Sarah Kaplan, director of the University of Toronto's Institute for Gender and the Economy, said Canada needs to do more to develop the diversity of the AI workforce because the technology has the potential to replace lots of human processes and decisions.

"If we don't have a diverse workforce working in AI, we risk not only perpetuating existing biases, but actually amplifying them and leading to really negative outcomes for the most vulnerable people in our society," she said.

"We need to make a really huge deal out of the fact that we are not bringing a diverse workforce to work on this technology, which may shape all of our lives."
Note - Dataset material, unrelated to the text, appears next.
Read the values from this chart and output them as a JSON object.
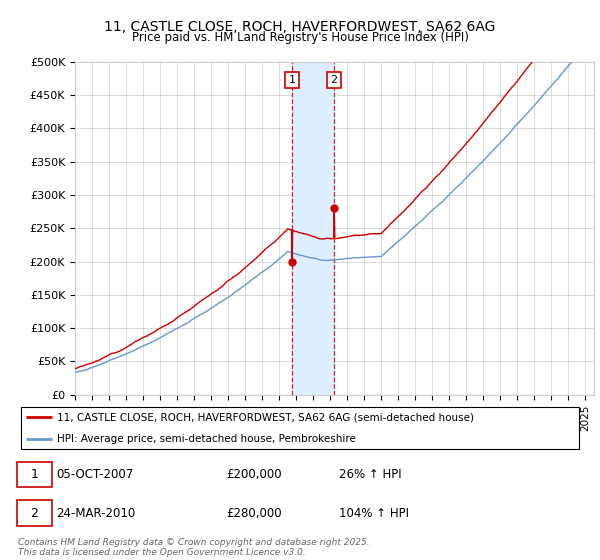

Higher percentage of women than other countries

Diversity, she added, is important because whoever designs AI technologies will decide how the systems act. A wider talent pool can help mitigate situations that society has already encountered, such as where some facial recognition systems were developed without the availability to recognize black faces.

"No one ever thought 'does this work on someone other than a Caucasian person?'' Kaplan said. "The fact that we have an AI technology developed by a non-diverse workforce is hugely problematic."

Kaplan said she has grown tired of seeing AI firms treat diversity as an "afterthought" and wishes it was being taken more seriously so Canada's gender gap would be much better than the global average.

However, the WEF did find at least one positive when it comes to Canada's AI sector: the AI sector employs more women as a percentage of workforce than the four countries — the U.S., India, Germany and Switzerland — that rank above Canada in terms of AI workforce size.

Jodie Wallis, managing director for consulting firm Accenture's AI department in Canada, said she felt encouraged by the size of the country's AI sector and the handful of women she sees in the country in high-profile AI jobs.

Women, she pointed out, are running Facebook's AI research lab in Montreal and Uber's self-driving car efforts in Toronto, and contributing to Google's DeepMind unit.

"Women don't have to look up and think, 'Gee, I don't think I am going to go into this field because we don't have any winners,"' said Wallis. "That is one thing we have going for us."

Despite the country's successes in AI, Wallis said Canada still needs to get better at scaling its technology and focusing on the enrolment of women in technology-related courses.